Porn to be Wild
Jerk takes you back to the humble beginnings of the world's sexiest industry
Long before every connoisseur of smut could buy a rubber replica of his or her favorite porn star’s signature moneymaker (aka pee pees and hoo hahs), the realm of pornographic film was a simpler, tamer place.
Now we’re not talking simple and tame like the bland, vanilla landscape painted by Lassie and Leave it to Beaver. No, in these films mom and dad pushed their beds together every night and uglies were still bumped with nothing but vigor.
That being said, in pornographic cinema’s nascent stages, explicit films were not made to bolster a multi-billion dollar industry or to satisfy the gamut of sexual fetishists. Their purpose was merely to feed a very basic sexual curiosity with moving pictures of strangers’ Ds and Vs joined in the beautiful act of doin’ it.

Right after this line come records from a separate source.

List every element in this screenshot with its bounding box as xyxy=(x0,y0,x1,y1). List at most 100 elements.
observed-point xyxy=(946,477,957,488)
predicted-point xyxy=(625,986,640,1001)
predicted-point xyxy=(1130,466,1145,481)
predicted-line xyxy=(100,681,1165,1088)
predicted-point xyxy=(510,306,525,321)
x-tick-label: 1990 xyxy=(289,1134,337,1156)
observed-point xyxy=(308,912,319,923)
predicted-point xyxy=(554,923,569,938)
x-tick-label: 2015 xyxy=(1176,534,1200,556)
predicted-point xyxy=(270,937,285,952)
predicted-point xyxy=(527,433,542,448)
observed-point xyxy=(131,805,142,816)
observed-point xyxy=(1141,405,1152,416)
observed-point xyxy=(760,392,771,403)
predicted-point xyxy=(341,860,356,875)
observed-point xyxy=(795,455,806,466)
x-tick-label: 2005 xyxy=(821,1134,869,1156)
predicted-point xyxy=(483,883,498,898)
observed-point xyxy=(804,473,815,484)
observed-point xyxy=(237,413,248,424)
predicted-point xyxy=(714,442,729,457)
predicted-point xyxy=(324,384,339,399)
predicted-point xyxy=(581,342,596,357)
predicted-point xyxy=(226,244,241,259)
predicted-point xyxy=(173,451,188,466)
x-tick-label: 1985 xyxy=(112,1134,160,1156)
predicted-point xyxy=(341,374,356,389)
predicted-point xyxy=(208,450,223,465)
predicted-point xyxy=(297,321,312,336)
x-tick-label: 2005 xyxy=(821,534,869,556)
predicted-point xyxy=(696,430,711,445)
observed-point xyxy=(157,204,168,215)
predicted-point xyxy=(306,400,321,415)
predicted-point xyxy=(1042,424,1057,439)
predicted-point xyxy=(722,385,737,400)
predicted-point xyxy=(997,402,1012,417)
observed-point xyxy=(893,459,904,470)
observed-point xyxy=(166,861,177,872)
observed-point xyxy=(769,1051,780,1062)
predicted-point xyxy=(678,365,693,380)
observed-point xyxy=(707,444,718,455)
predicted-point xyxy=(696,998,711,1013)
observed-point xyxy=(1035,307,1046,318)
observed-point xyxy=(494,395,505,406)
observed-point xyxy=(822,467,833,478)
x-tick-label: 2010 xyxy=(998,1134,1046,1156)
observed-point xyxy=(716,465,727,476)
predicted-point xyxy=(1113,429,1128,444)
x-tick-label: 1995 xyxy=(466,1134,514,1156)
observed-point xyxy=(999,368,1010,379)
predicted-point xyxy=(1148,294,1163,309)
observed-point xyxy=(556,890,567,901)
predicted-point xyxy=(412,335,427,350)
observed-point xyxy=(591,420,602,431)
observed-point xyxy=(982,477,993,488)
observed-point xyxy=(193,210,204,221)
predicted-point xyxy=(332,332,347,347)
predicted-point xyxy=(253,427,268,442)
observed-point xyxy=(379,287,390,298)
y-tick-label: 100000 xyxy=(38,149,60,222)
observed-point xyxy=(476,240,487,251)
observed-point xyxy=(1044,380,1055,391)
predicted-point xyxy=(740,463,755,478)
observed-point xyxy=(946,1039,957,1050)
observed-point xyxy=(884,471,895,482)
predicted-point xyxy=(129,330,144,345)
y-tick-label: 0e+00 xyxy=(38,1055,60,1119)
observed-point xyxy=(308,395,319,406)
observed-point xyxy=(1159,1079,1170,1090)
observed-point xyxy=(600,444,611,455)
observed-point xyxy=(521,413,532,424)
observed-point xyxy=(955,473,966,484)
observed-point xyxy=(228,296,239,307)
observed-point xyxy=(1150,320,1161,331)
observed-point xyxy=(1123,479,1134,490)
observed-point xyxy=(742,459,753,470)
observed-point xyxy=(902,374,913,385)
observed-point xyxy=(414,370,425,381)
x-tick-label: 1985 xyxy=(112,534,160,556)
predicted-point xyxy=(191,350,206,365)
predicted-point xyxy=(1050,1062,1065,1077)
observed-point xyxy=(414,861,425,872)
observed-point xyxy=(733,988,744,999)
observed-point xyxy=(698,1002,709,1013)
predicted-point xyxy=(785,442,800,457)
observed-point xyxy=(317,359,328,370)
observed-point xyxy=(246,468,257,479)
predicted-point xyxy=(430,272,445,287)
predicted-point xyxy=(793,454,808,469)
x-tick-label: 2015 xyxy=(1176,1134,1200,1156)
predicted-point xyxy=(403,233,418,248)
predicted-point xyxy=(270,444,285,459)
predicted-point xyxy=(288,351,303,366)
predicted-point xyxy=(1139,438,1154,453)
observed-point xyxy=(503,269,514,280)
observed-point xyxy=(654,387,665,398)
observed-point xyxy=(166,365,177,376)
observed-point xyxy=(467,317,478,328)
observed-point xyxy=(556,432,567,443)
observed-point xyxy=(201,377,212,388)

In 1891, Thomas Edison, with the help of his assistant William K.L. Dickson, patented the original motion picture system, the Kinetoscope. Four years later, French brothers Louis and Auguste Lumiére held their first private screening of a film and later that year the first film screening to charge admission opened.
Moving film may not have been invented with documenting sexual acts for posterity in mind, but it certainly did not take long for enterprising directors to take that groundbreaking invention down a decidedly sexy avenue.
One year after the Lumiére’s first premiere, another Frenchman, Eugene Pirou, produced Le Coucher de la Marie, which featured actress Louise Willy performing the first onscreen striptease. That film is credited with pioneering both the “stag film” genre and the ubiquitous notion that the French are perverts.
It did not take long for that genre to become even more risqué, though, as 1907 saw the production of the earliest surviving hardcore pornographic film, El Sartorio, in Argentina. The plot of that film is as follows: three women are bathing in a river when they quite naturally decide to have sex with each other.
Shortly thereafter, the Devil shows up to the very same river — most likely planning on spending a lazy afternoon skipping stones and catching bullfrogs. Upon seeing the three ladies, the Great Satan puts aside any possible moral ambiguity and decides to force them to have sex with him — a scene that featured close-up shots of oral, vaginal and sacrilegious intercourse. Standard stuff.
But, at the turn of the 20th century, upstanding citizens frowned upon such films and relegated them to stag parties and all-male clubs.
Eventually, though, those underground stag films led to mainstream porn movements of both the soft-core and hard-core variety, with 1972’s Deep Throat becoming possibly the most famous pornographic film of all time — far ahead of the unpopular Andy Richter sex-tape, Taking Andy from Strangers.
And, though that very popularity further inflamed debates over pornography as obscenity versus healthy sexual representation, without that progress we might never have had the never-ending bounty of abject filth that is Internet porn.